CMA-8083As a medical student from Queen’s University, I had the unfortunate responsibility of talking to patients and their families about code status in the Emergency Department – usually after or during a major adverse health event, and often in the middle of the night. Being admitted to the hospital is already stressful enough, and asking patients and/or their families to make decisions that could dictate life or death at that moment is simply overwhelming. The situation is made even worse when the patient is medically incapable of making decisions and has never formally discussed their wishes with their substitute decision maker.

Over the last year, the CMA and OMA have emphasized the need for improved end-of-life care services; I’ve always wondered what role primary care physicians could play in starting the conversation with their patients. It seemed to me that patients might simply need a trusted voice to guide them towards existing resources to help start the conversation in their own homes.

After doing some preliminary research, it was clear that there were many excellent resources available such as “Speak Up!“. The missing link was finding a way to simply and clearly share those resources and help support the patient to work through the process, without demanding too much on the part of the physician. CognisantMD’s Ocean platform seemed like a perfect tool to enable the self-interviewing and education I envisioned, so I connected with Dr. Kavanagh to explore the idea further.
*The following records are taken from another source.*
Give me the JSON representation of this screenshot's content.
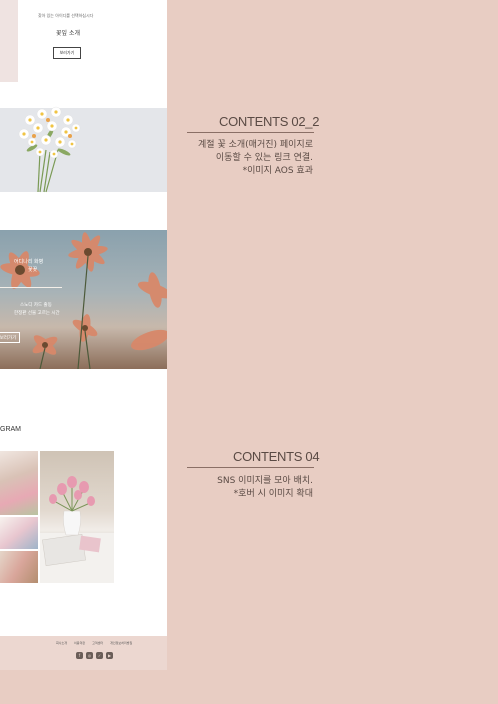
{
  "site": {
    "intro": {
      "tagline": "찾아 있는 아이디를 선택하십시다",
      "title": "꽃잎 소개",
      "button": "보러가기"
    },
    "hero": {
      "line1": "어디나리 화병",
      "line2": "꽃꽂",
      "line3": "스노디 카드 출동",
      "line4": "한정판 선물 고르는 시간",
      "button": "보러가기"
    },
    "instagram": {
      "title": "GRAM"
    },
    "footer": {
      "links": [
        "회사소개",
        "이용약관",
        "고객센터",
        "개인정보처리방침"
      ],
      "socials": [
        "facebook-icon",
        "instagram-icon",
        "twitter-icon",
        "youtube-icon"
      ]
    }
  },
  "notes": [
    {
      "title": "CONTENTS 02_2",
      "lines": [
        "계절 꽃 소개(매거진) 페이지로",
        "이동할 수 있는 링크 연결.",
        "*이미지 AOS 효과"
      ]
    },
    {
      "title": "CONTENTS 04",
      "lines": [
        "SNS 이미지를 모아 배치.",
        "*호버 시 이미지 확대"
      ]
    }
  ],
  "colors": {
    "background": "#e8cdc3",
    "footer": "#ecd7d0",
    "text": "#5a4a44"
  }
}
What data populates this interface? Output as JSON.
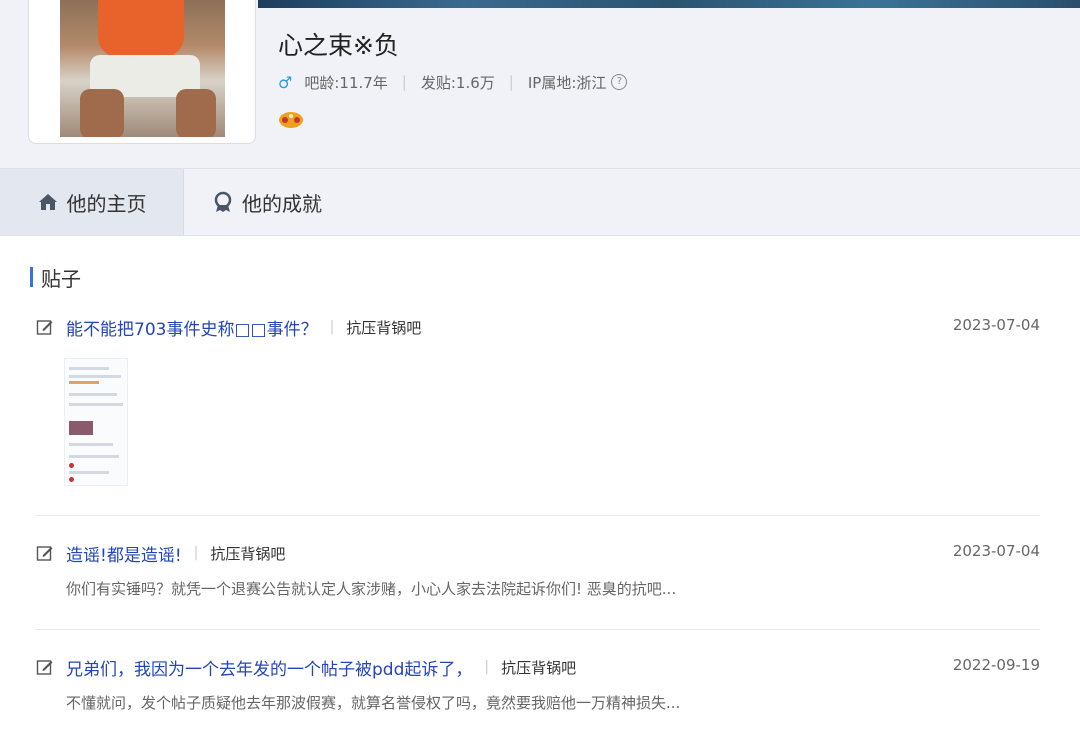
{
  "profile": {
    "username": "心之束※负",
    "bar_age": "吧龄:11.7年",
    "posts_count": "发贴:1.6万",
    "ip_location": "IP属地:浙江",
    "help_glyph": "?",
    "gender_icon": "male-icon",
    "badge_icon": "gamepad-badge-icon"
  },
  "tabs": [
    {
      "label": "他的主页",
      "icon": "home-icon",
      "active": true
    },
    {
      "label": "他的成就",
      "icon": "medal-icon",
      "active": false
    }
  ],
  "section": {
    "title": "贴子"
  },
  "posts": [
    {
      "title": "能不能把703事件史称□□事件？",
      "forum": "抗压背锅吧",
      "date": "2023-07-04",
      "excerpt": "",
      "has_thumbnail": true
    },
    {
      "title": "造谣!都是造谣!",
      "forum": "抗压背锅吧",
      "date": "2023-07-04",
      "excerpt": "你们有实锤吗？就凭一个退赛公告就认定人家涉赌，小心人家去法院起诉你们! 恶臭的抗吧...",
      "has_thumbnail": false
    },
    {
      "title": "兄弟们，我因为一个去年发的一个帖子被pdd起诉了，",
      "forum": "抗压背锅吧",
      "date": "2022-09-19",
      "excerpt": "不懂就问，发个帖子质疑他去年那波假赛，就算名誉侵权了吗，竟然要我赔他一万精神损失...",
      "has_thumbnail": false
    }
  ],
  "colors": {
    "link": "#2345b8",
    "accent": "#3474e0",
    "header_bg": "#f0f2f7"
  }
}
Using Ocean, I saw the opportunity to introduce the issue of Advance Care Planning through online questionnaires in steps so that:

  1. Patients could go at their own pace and take time to reflect and speak with loved ones at each step and;
  2. A majority of the conversation/education could be done outside of physician office appointments.
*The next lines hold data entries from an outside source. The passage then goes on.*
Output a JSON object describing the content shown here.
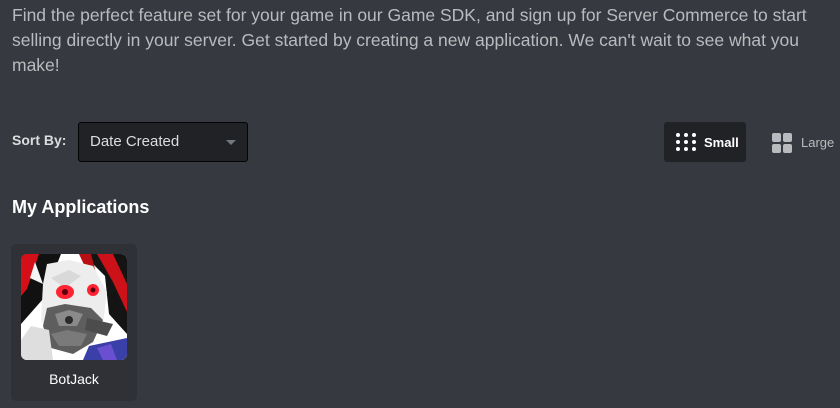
{
  "intro": {
    "text": "Find the perfect feature set for your game in our Game SDK, and sign up for Server Commerce to start selling directly in your server. Get started by creating a new application. We can't wait to see what you make!"
  },
  "sort": {
    "label": "Sort By:",
    "selected": "Date Created",
    "icon": "chevron-down-icon"
  },
  "view_toggle": {
    "selected": "Small",
    "options": [
      {
        "label": "Small",
        "icon": "small-grid-icon"
      },
      {
        "label": "Large",
        "icon": "large-grid-icon"
      }
    ]
  },
  "section": {
    "title": "My Applications"
  },
  "applications": [
    {
      "name": "BotJack",
      "avatar": "app-avatar-image"
    }
  ],
  "colors": {
    "background": "#36393f",
    "card": "#2f3136",
    "input": "#202225",
    "text_muted": "#b9bbbe",
    "text_bright": "#ffffff"
  }
}
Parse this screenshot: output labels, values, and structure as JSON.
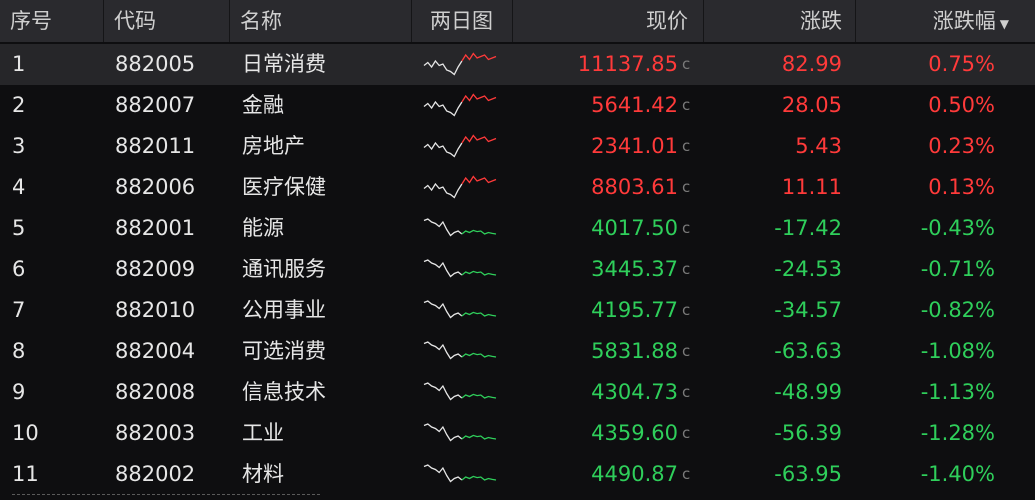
{
  "header": {
    "seq": "序号",
    "code": "代码",
    "name": "名称",
    "spark": "两日图",
    "price": "现价",
    "change": "涨跌",
    "pct": "涨跌幅"
  },
  "colors": {
    "up": "#ff3a3a",
    "down": "#2fcf5b",
    "spark_white": "#e6e6e6"
  },
  "rows": [
    {
      "seq": "1",
      "code": "882005",
      "name": "日常消费",
      "price": "11137.85",
      "unit": "c",
      "change": "82.99",
      "pct": "0.75%",
      "dir": "up"
    },
    {
      "seq": "2",
      "code": "882007",
      "name": "金融",
      "price": "5641.42",
      "unit": "c",
      "change": "28.05",
      "pct": "0.50%",
      "dir": "up"
    },
    {
      "seq": "3",
      "code": "882011",
      "name": "房地产",
      "price": "2341.01",
      "unit": "c",
      "change": "5.43",
      "pct": "0.23%",
      "dir": "up"
    },
    {
      "seq": "4",
      "code": "882006",
      "name": "医疗保健",
      "price": "8803.61",
      "unit": "c",
      "change": "11.11",
      "pct": "0.13%",
      "dir": "up"
    },
    {
      "seq": "5",
      "code": "882001",
      "name": "能源",
      "price": "4017.50",
      "unit": "c",
      "change": "-17.42",
      "pct": "-0.43%",
      "dir": "down"
    },
    {
      "seq": "6",
      "code": "882009",
      "name": "通讯服务",
      "price": "3445.37",
      "unit": "c",
      "change": "-24.53",
      "pct": "-0.71%",
      "dir": "down"
    },
    {
      "seq": "7",
      "code": "882010",
      "name": "公用事业",
      "price": "4195.77",
      "unit": "c",
      "change": "-34.57",
      "pct": "-0.82%",
      "dir": "down"
    },
    {
      "seq": "8",
      "code": "882004",
      "name": "可选消费",
      "price": "5831.88",
      "unit": "c",
      "change": "-63.63",
      "pct": "-1.08%",
      "dir": "down"
    },
    {
      "seq": "9",
      "code": "882008",
      "name": "信息技术",
      "price": "4304.73",
      "unit": "c",
      "change": "-48.99",
      "pct": "-1.13%",
      "dir": "down"
    },
    {
      "seq": "10",
      "code": "882003",
      "name": "工业",
      "price": "4359.60",
      "unit": "c",
      "change": "-56.39",
      "pct": "-1.28%",
      "dir": "down"
    },
    {
      "seq": "11",
      "code": "882002",
      "name": "材料",
      "price": "4490.87",
      "unit": "c",
      "change": "-63.95",
      "pct": "-1.40%",
      "dir": "down"
    }
  ]
}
After just a few days working in the CognisantMD office, the Advance Care Planning Tool (Part 1) was ready to go. This first survey introduces basic concepts in Advance Care Planning, documents whether they currently have advanced directives, and directs them to additional legal documents and Speak Up! workbooks that they can fill in.
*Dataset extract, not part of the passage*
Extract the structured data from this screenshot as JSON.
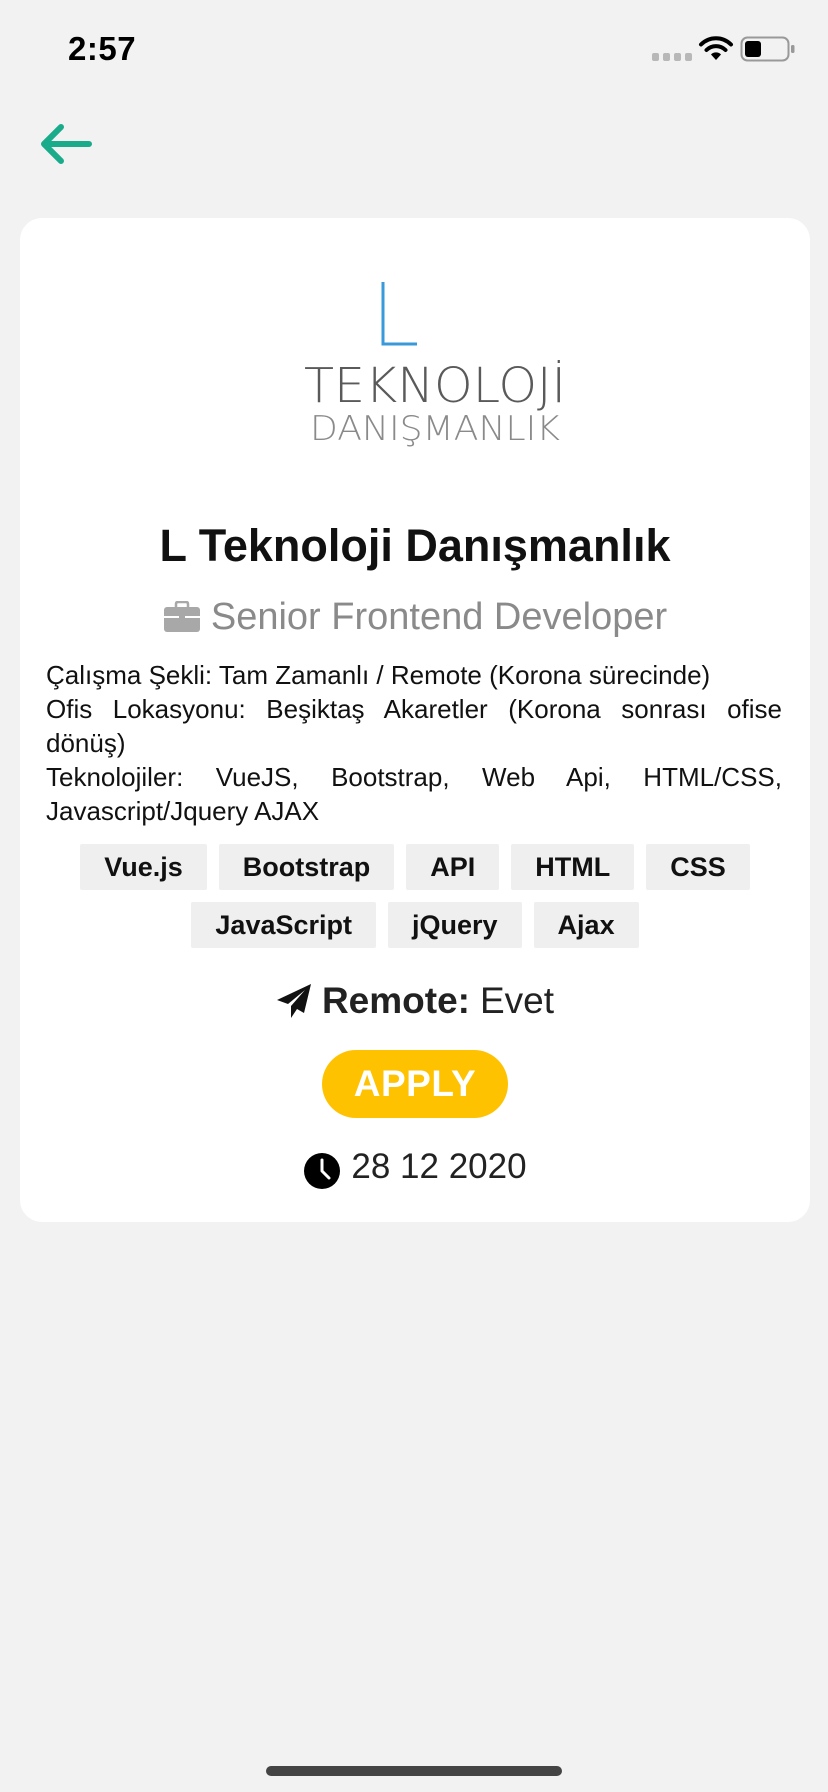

The second survey, designed to be sent a few weeks after the first survey, educates the patient on different levels of intervention (e.g. symptom management vs. diagnostic tests vs. life-sustaining treatments) and documents any care preferences they are comfortable in sharing with their family physician. All the pertinent information about Substitute Decision Maker contact information, legal document location, and goals of care can be automatically documented in the EMR in a clear, direct manner for future reference without any intervention on the part of the family physician.

We’ve already started introducing the tool to patients using OceanWave Online’s email-based survey invitations. I’m very optimistic that this tool will be effective in stimulating conversation amongst families, as having family members aware of your wishes is arguably the most important part of the process.

The feedback we have gotten so far has been overwhelmingly positive, with one patient saying that this survey gave her “permission to talk about it with her family physician”, whereas she previously had never thought to bring it up. Despite any preconceived biases against seniors and technology use, the elderly patients in our pilot project have remarked that the user interface was clear and easy to use.

The Advance Care Planning tool is openly available in the Ocean Library; I welcome feedback on the tool and hope to see it rolled out more broadly over the coming months. I hope that the online, learn-at-your-own-pace format allows much of the education to happen outside of the office, with physicians as available, approachable resources for additional questions.